I’m assuming that all of the corks you are testing are bleached? If so, do you know what bleaching medium is being used by the cork producer? (Most use peroxide these days, but some use ozone. Both are of course highly oxidative if any residual remains in the finished corks.)
Have you ever included any unbleached corks in your trials? It would be very interesting to know the incidence of corked aromas in lots of bleached vs. unbleached corks.
I don’t have any quantitative data, but my experience is that the chances of a corked wine seem to increase with the age of the wine. So I wonder if this is because the wine comes into contact with more of the cork over time, as it slowly penetrates the cork and seeps around the edges, thus increasing the possibility of the wine hitting a pocket of TCA?
Larry thanks for the post. We don’t do any extensive testing like that but I do keep track of corked bottles we open in the tasting room and I have seen about .5% I have heard of numbers from some wineries around 4% which is scary. 20%, if it happened would be devastating.
Peter,
Studies have indicated that ‘available’ TCA transfers from cork to wine [and more obviously vice versa] pretty quickly so age is not generally a significant factor in the appearance of TCA in an otherwise soundly cork-closed wine although what you describe might explain a delayed contamination.
More usually the greater incidence of TCA in old[er] wines is due to the fact that TCA has only been substantially reduced and removed in the cork production process relatively recently [from storage of the raw bark through to finishing] through quality management systems, special treatment processes and state-of-the art testing. The US Cork Quality Council’s figures indicate an 80% reduction [2001 to 2008 and beyond] to below 1ppt over the last decade.
As a result wines from e.g. the 80s and 90s and early noughties will generally have a higher incidence and level of TCA than modern vintages with only the most recent showing the very large improvement so there will often be a perception of cork contamination being related to age. The seepage issue you refer to might explain some apparently age-related cases but IMO by far the larger part is explained by the improvement in cork quality.
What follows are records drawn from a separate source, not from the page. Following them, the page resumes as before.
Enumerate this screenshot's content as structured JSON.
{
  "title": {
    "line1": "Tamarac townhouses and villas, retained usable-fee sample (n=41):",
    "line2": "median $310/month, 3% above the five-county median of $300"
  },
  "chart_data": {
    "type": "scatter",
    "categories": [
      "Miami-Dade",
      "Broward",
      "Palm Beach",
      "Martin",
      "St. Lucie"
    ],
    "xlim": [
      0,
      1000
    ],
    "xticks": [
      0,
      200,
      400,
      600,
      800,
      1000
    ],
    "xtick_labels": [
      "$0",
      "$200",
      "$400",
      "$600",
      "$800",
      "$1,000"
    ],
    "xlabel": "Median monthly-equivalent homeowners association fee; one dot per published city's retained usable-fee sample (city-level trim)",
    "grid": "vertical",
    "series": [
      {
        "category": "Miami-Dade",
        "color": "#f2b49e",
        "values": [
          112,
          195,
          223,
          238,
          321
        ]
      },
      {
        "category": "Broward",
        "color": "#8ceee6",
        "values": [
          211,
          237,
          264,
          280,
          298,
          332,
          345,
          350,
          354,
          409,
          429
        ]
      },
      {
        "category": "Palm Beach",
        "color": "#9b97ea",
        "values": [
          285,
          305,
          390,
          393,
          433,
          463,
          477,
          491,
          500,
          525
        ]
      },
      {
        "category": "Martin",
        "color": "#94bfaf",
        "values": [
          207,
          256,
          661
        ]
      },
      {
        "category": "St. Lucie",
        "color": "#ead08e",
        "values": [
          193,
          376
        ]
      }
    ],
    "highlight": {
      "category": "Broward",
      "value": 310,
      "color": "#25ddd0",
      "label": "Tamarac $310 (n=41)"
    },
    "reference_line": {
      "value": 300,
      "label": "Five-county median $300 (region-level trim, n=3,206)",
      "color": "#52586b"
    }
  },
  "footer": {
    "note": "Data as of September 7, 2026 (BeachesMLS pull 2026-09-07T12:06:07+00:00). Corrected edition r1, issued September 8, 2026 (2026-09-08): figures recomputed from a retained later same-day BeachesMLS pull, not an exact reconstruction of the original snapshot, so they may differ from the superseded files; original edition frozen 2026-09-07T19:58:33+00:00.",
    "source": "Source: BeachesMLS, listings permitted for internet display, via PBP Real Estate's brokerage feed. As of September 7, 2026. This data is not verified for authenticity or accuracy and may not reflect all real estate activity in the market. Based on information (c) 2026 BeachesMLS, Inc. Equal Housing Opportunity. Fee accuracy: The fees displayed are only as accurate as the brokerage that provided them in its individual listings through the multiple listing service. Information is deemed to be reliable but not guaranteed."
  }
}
The corks we use for the trials are not bleached (actual bleach, that is) - some have been peroxide washed but none have been bleached. I did have one non-peroxide washed sample as well - it did not fare well . . .
To tell you the truth, I’m not sure how many others in our area due this type of in-hosue testing. I know that some producers up North use third parties such as ETS or Vinquiry to do their testings, and some very large wineries have in-house testing done similar to ours.